E poi quella voce ...

lunedì 24 marzo 2014

Facce da culto: Aziza Brahim - Soutak (2014)


Aziza Brahim - Soutak (2014)


"You are like the night and the stars
Your voice goes beyond the top of the clouds
You are the smiling breeze of today
You are an example of humanity and of fight. Resist, immortal, resist."

-- "Julud"


domenica 9 febbraio 2014

Album Trailer: Dead Combo - A Bunch Of Meninos


In uscita il prossimo 10 marzo! E' dall'ultimo disco, Lisboa Mulata, che li attendo con trepidazione :-)

Peccato che il tour tocchi soltanto terra portoghese...




Dead Combo & me ;-)

giovedì 16 gennaio 2014

Da un deserto all'altro



Puntuali come degli svizzeri del Canton Ticino (e invece sono originari del Mali!), ritornano i miei beneamati Tinariwen, con un album che uscirà il prossimo 11 febbraio per la ANTI-, che avrà il titolo di Emmaar. Ho saputo che è stato registrato interamente nel Deserto di Joshua, in California. Vediamo un po' con quali 'commistioni desertiche' ci stupiranno!

giovedì 4 aprile 2013

13 Degrees Of Africa

The Heliocentrics - 13 Degrees Of Reality (Now Again, 2013)

Ascoltato quattro volte consecutive in due giorni. Finalmente il disco che volevo da loro, dopo aver dato prova di essere musicisti di assoluto livello nelle recenti ed ottime (Lloyd Miller) se non eccellenti (Mulatu Astatke) collaborazioni. Malcolm Catto non solo pesta ma provvede ad un apparato ritmico assolutamente notevole, il tutto nella consueta miscela di electro, funk, jazz-hop, dub e beat conturbanti. Con un senso globale di coesione che non mi aspettavo e che trascende il pur ottimo ma a mio parere frammentato Out There (Now Again, 2007). Sono passati sei anni, l'esperienza e la saggezza accumulate si percepiscono immediatamente. Applausi.

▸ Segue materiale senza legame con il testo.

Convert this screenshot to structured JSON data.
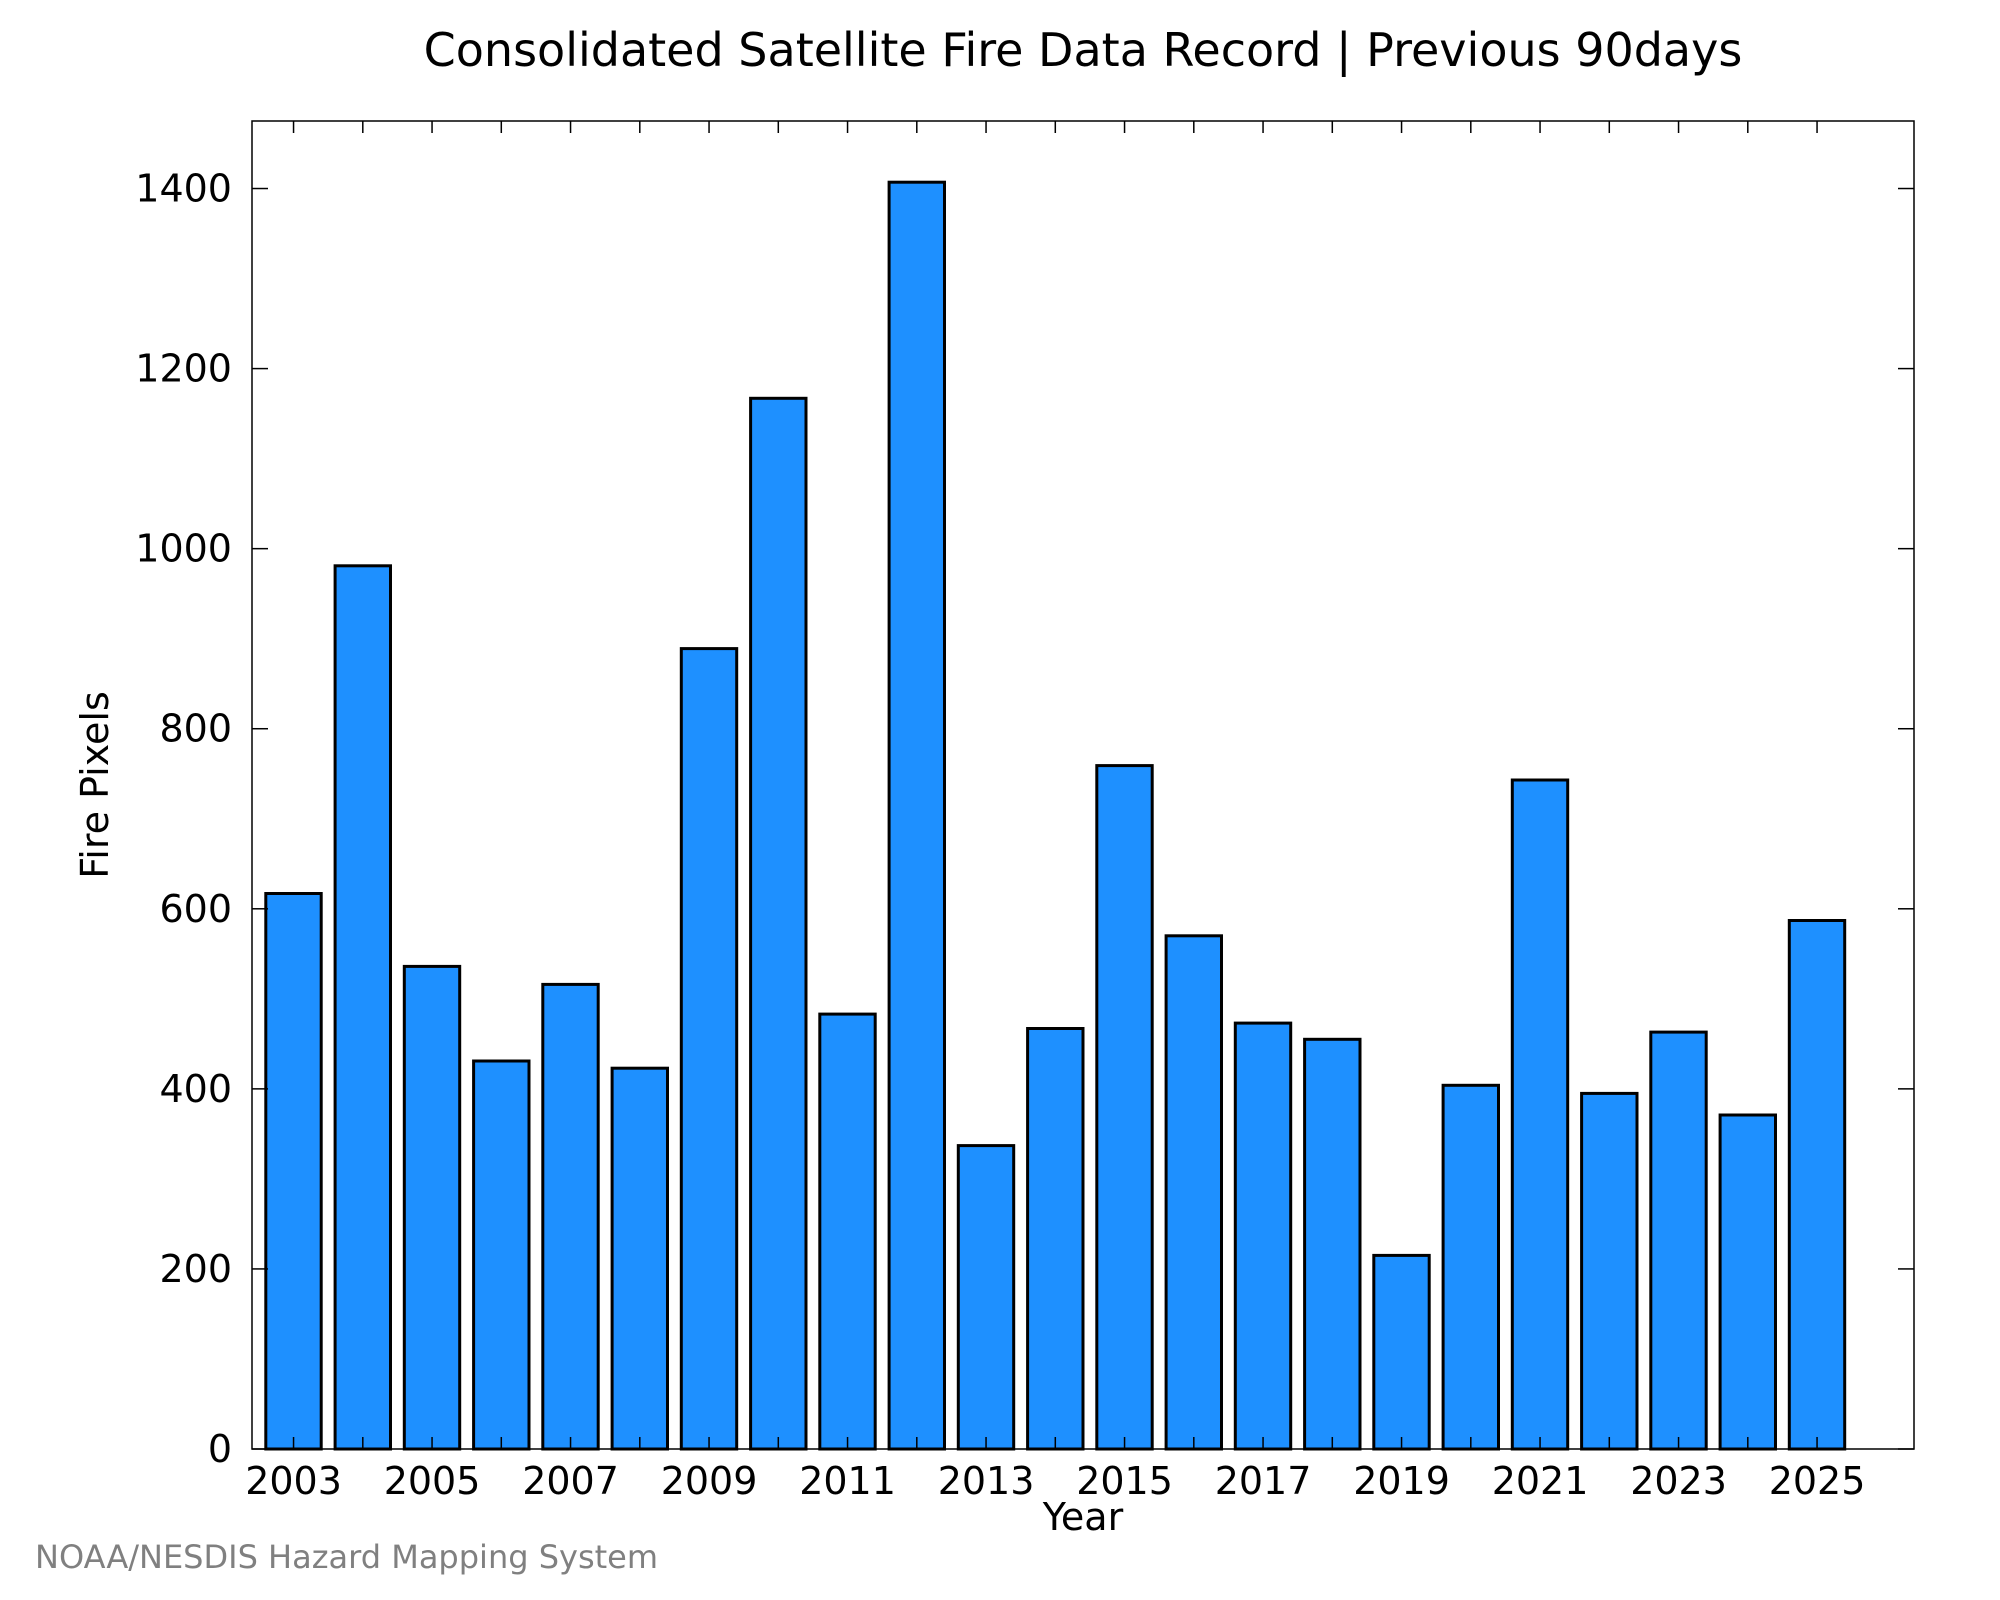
{
  "chart_data": {
    "type": "bar",
    "title": "Consolidated Satellite Fire Data Record | Previous 90days",
    "xlabel": "Year",
    "ylabel": "Fire Pixels",
    "categories": [
      2003,
      2004,
      2005,
      2006,
      2007,
      2008,
      2009,
      2010,
      2011,
      2012,
      2013,
      2014,
      2015,
      2016,
      2017,
      2018,
      2019,
      2020,
      2021,
      2022,
      2023,
      2024,
      2025
    ],
    "values": [
      617,
      981,
      536,
      431,
      516,
      423,
      889,
      1167,
      483,
      1407,
      337,
      467,
      759,
      570,
      473,
      455,
      215,
      404,
      743,
      395,
      463,
      371,
      587
    ],
    "x_tick_labels": [
      "2003",
      "2005",
      "2007",
      "2009",
      "2011",
      "2013",
      "2015",
      "2017",
      "2019",
      "2021",
      "2023",
      "2025"
    ],
    "y_tick_labels": [
      "0",
      "200",
      "400",
      "600",
      "800",
      "1000",
      "1200",
      "1400"
    ],
    "y_ticks": [
      0,
      200,
      400,
      600,
      800,
      1000,
      1200,
      1400
    ],
    "ylim": [
      0,
      1475
    ],
    "xlim": [
      2002.4,
      2026.4
    ],
    "grid": false,
    "bar_color": "#1e90ff",
    "edge_color": "#000000"
  },
  "credit": "NOAA/NESDIS Hazard Mapping System"
}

Classico disco schivo, che non si concede al primo ascolto ma che riserva meraviglie. Un po' come la sua titolare, la splendida Rokia Traoré, meno sorniona di una Fatoumata Diawara e più enigmatica di una Oumou Sangaré, ma con una personalità interpretativa e compositiva fuori dal comune. Così come aborro i tentativi di colonizzazione come quello compiuto da Auerbach (sul mio blog è il nome della settimana), allo stesso modo apprezzo gli esempi di produzione 'saggia' come questa ad opera di John Parish, che come di consueto non calca la mano e si limita a rifinire valorizzando le (già cospicue) risorse a disposizione.




Bombino prodigio è stato venduto alla capolista



Auerbach, ma cosa c'entrano Farfisa e pedal steel???